Ia juga diakui "ada" karena ia telah mampu membuat suatu karya, dalam hal ini adalah tulisan. Ia juga diakui karena ia mampu mengeluarkan sampah yang ada di otaknya hingga mampu bertukar pikiran dengan manusia lainnya. Manusia semacam itulah yang patut diakui eksistensinya, tentu saja berkat kemampuan literasi yang dimilikinya.
Meskipun saat ini kita hidup pada zaman di mana berita bohong, ujaran kebencian serta isu-isu SARA marak terjadi serta seringkali mengitari ruang lingkup kehidupan kita, di satu sisi juga banyak terlahir manusia-manusia cerdas berjiwa humanis-sosialis.
Merekalah yang menjadi benteng pertahanan bagi diri mereka sendiri maupun orang-orang di sekitarnya. Mereka mampu menyeimbangkan diri dengan perkembangan zaman yang semakin renta ini.
Di masa sekarang, banyak sekali lahir perpustakaan dan taman baca masyarakat yang menghiasi dunia pendidikan masyarakat Indonesia. Perpustakaan tidak hanya hadir dalam lingkup sekolahan dan perguruan tinggi saja, melainkan telah mampu berada di tengah-tengah masyarakat umum.
Siapa yang menjadi dalang terhadap kemajuan literasi ini? Tentu saja berkat peran pemerintah sebagai "penyedia" dan masyarakat sebagai "penyelenggara".
Pemerintah dan masyarakat saling bahu-membahu dalam mewujudkan masyarakat yang berliterasi. Juga, mencoba mematahkan asumsi bahwa minat baca masyarakat kita rendah. Sebab, sebetulnya minat baca kita tinggi, tetapi fasilitas serta akses terhadap bahan bacaan itu yang belum berjalan secara maksimal.
Adakalanya, karena terbatasnya kemampuan pemerintah yang memang tugasnya bukan hanya meningkatkan minat baca saja---melainkan masih banyak pekerjaan pemerintah yang lain yakni dalam ruang lingkup ekonomi, agama, politik dan lain-lain.
Hal ini membuat masyarakat mau tidak mau merangkap dua kegiatan, yakni menjadi penyedia sekaligus penyelenggara atas kemajuan literasi di Indonesia.

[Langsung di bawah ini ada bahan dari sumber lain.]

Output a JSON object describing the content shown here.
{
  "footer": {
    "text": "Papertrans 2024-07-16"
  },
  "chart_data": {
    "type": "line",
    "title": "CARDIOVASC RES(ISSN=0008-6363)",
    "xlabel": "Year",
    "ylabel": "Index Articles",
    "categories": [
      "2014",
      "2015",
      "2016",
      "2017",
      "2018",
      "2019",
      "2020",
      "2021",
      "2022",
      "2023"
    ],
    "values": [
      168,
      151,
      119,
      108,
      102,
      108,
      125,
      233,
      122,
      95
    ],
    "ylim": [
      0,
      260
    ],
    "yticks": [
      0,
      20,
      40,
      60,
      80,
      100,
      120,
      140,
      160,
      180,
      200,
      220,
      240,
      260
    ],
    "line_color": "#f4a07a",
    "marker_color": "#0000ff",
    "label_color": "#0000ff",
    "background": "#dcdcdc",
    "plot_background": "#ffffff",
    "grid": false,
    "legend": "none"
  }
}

Masyarakat saling bahu-membahu antar sesama, saling bersinergi meskipun berada di daerah atau pulau yang berbeda. Mereka benar-benar sadar bahwa literasi patut diperjuangkan eksistensinya.
Hasilnya? Perpustakaan dan Taman Baca Masyarakat (TBM) saat ini lebih mampu bersifat humanis sehingga masyarakat sudah tidak segan-segan lagi untuk datang ke perpustakaan.